La proposition de loi constitutionnelle vise après l’article 2 de la Charte de l’environnement, à insérer un article 2-1 ainsi rédigé :
« Art. 2-1. – L’eau est un bien commun de l’humanité. Toute personne a le droit fondamental et inaliénable d’accéder, gratuitement, à la quantité d’eau potable indispensable à la vie et à la dignité, prioritairement à tout autre usage.
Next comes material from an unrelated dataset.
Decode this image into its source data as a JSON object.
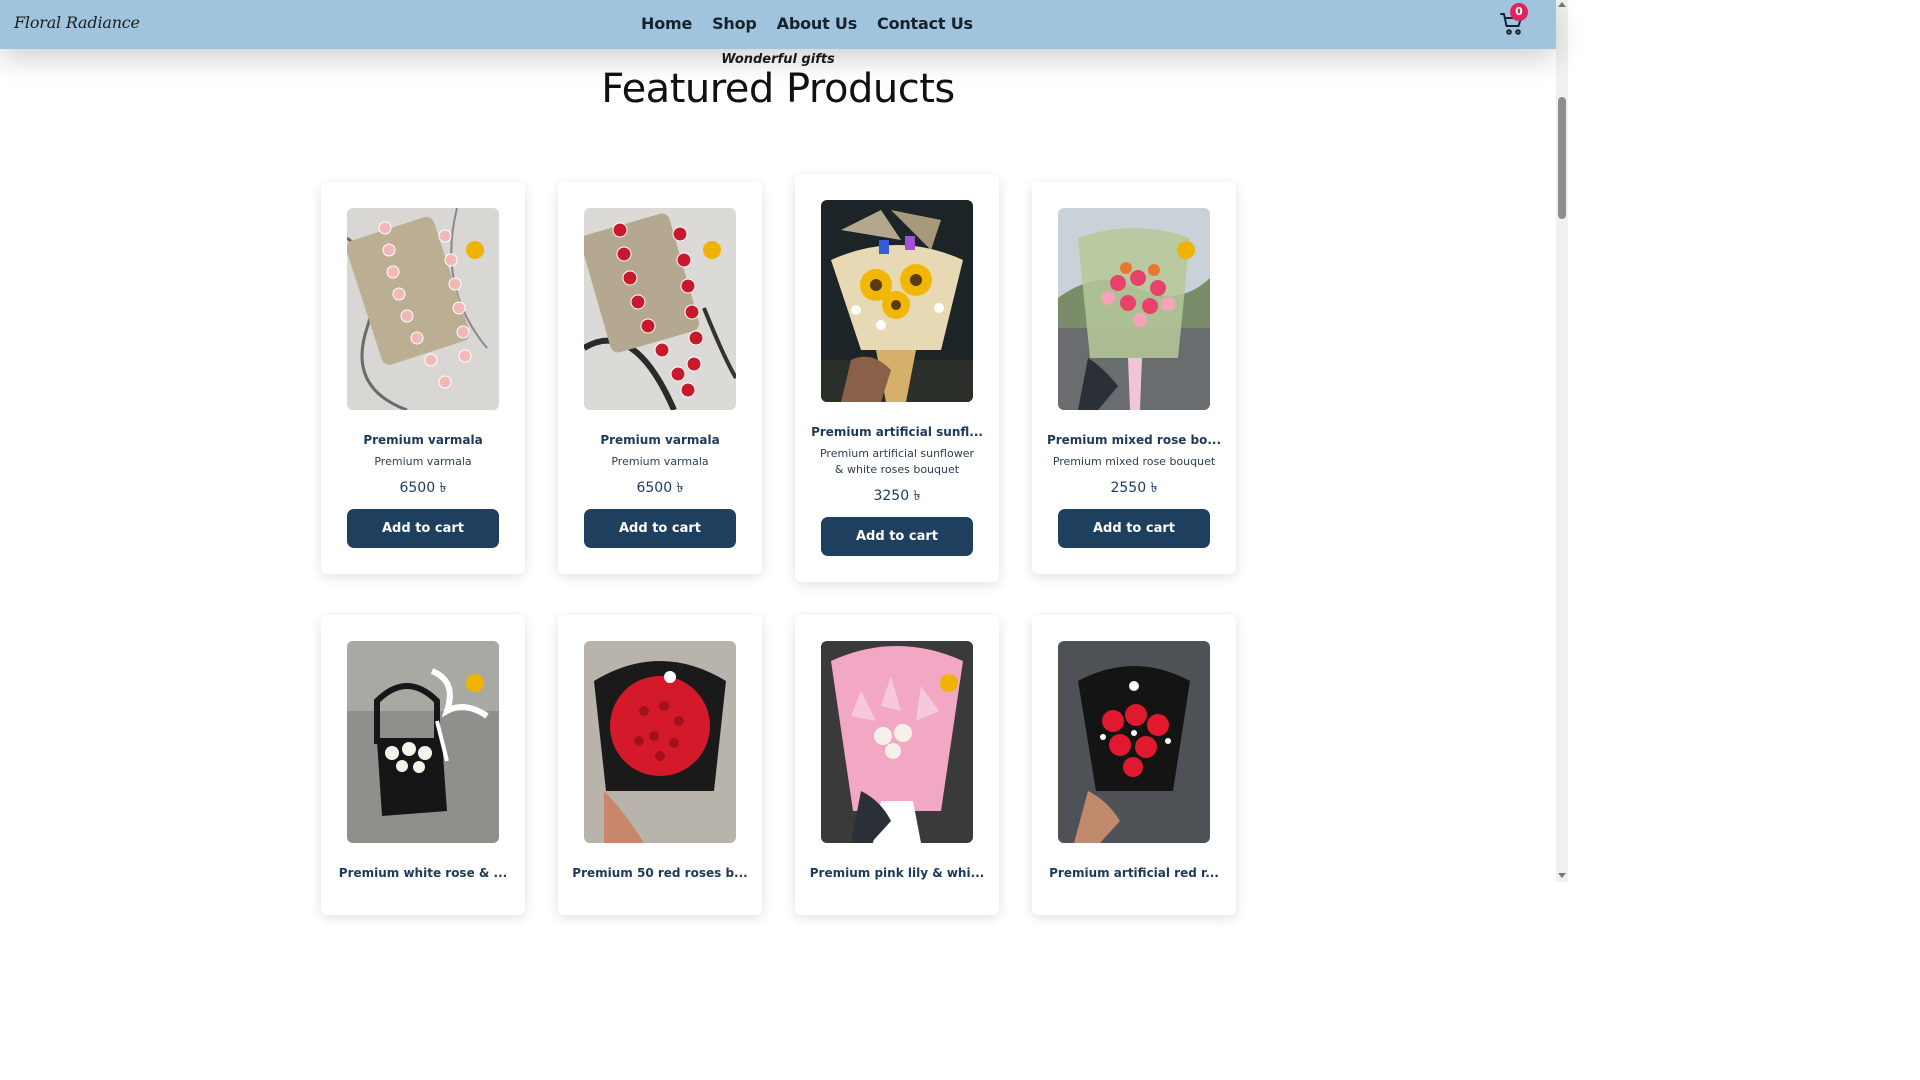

L’approvisionnement en eau potable des habitants, et son assainissement, sont assurés exclusivement par l’État ou les collectivités territoriales, directement et de façon non lucrative ».
Déposée le 14 décembre 2017 par Bastien LACHAUD ainsi que par plusieurs membres du groupe La France insoumise, la présente proposition de loi constitutionnelle viserait à reconnaître le droit à l’eau comme un « droit-créance ».
Disons le tout de go, cette proposition ne sera politiquement pas suivie par les autres groupes politiques telle que le suggère d’ores et déjà la lecture du rapport fait au nom de la commission des lois constitutionnelles.
Cette proposition a toutefois le mérite de rappeler plusieurs problématiques très actuelles relatives à la place dans la hiérarchie des normes du droit à l’eau (1.) et d’interroger la problématique du coût d’une ressource limitée dans le cadre de gestion locale de petit cycle de l’eau (2.).
1. Le renforcement progressif du droit à l’eau dans notre système normatif
La garantie de l’accès de tous à l’eau potable et à l’assainissement progresse incontestablement depuis plusieurs décennies :
– En 1946, le constituant français inscrivait dans le préambule du texte fondateur de la IVème République le droit pour chacun, de disposer d’un logement décent.
– L’article L. 210-1 du code de l’environnement, issu de l’article 1er de la loi n° 2006-1772 du 30 décembre 2006 sur l’eau et les milieux aquatiques, prévoit que « chaque personne physique, pour son alimentation et son hygiène, a le droit d’accéder à l’eau potable dans des conditions économiquement acceptables par tous ». Toutefois, les modalités de mise en œuvre effective de ce droit n’ont jamais été réellement définies.
– En 2010, l’Assemblée générale des Nations-Unies (reconnaissait l’accès à l’eau potable et à l’assainissement comme un droit fondamental, essentiel à tous les droits humains.
– En 2013, la « loi Brottes » visant à préparer la transition vers un système énergétique sobre et portant diverses dispositions sur la tarification de l’eau et sur les éoliennes, a interdit les coupures d’eau en cas de factures impayées.
2. Implication de la gratuité d’une ressource limitée
Très concrètement, l’article unique de la proposition de loi constitutionnelle imposant un accès gratuit à la quantité d’eau potable indispensable à la vie et à la dignité, aurait pour conséquence de substituer une répartition différente du coût de l’eau, aujourd’hui à la charge de l’usager demain à la charge du contribuable.
Elle se traduirait notamment par la gratuité des compteurs d’eau, installés dans les résidences principales des personnes physiques, et par la suppression des parts fixes des abonnements.
En d’autres termes, la proposition constitutionnelle impliquerait un changement de paradigme par rapport au principe actuel selon lequel “l’eau paie l’eau” qui repose sur l’idée que les dépenses des collectivités doivent être équilibrées par les recettes perçues auprès des usagers (factures d’eau).
Au passage, telle proposition ne manquerait pas de susciter des interrogations quant à son articulation avec le principe de libre administration des collectivités territoriales qui en matière de gestion d’eau se traduit par différent mode de gestion retenue ou déléguée (de la régie personnalisée et intéresse à l’affermage et la concession).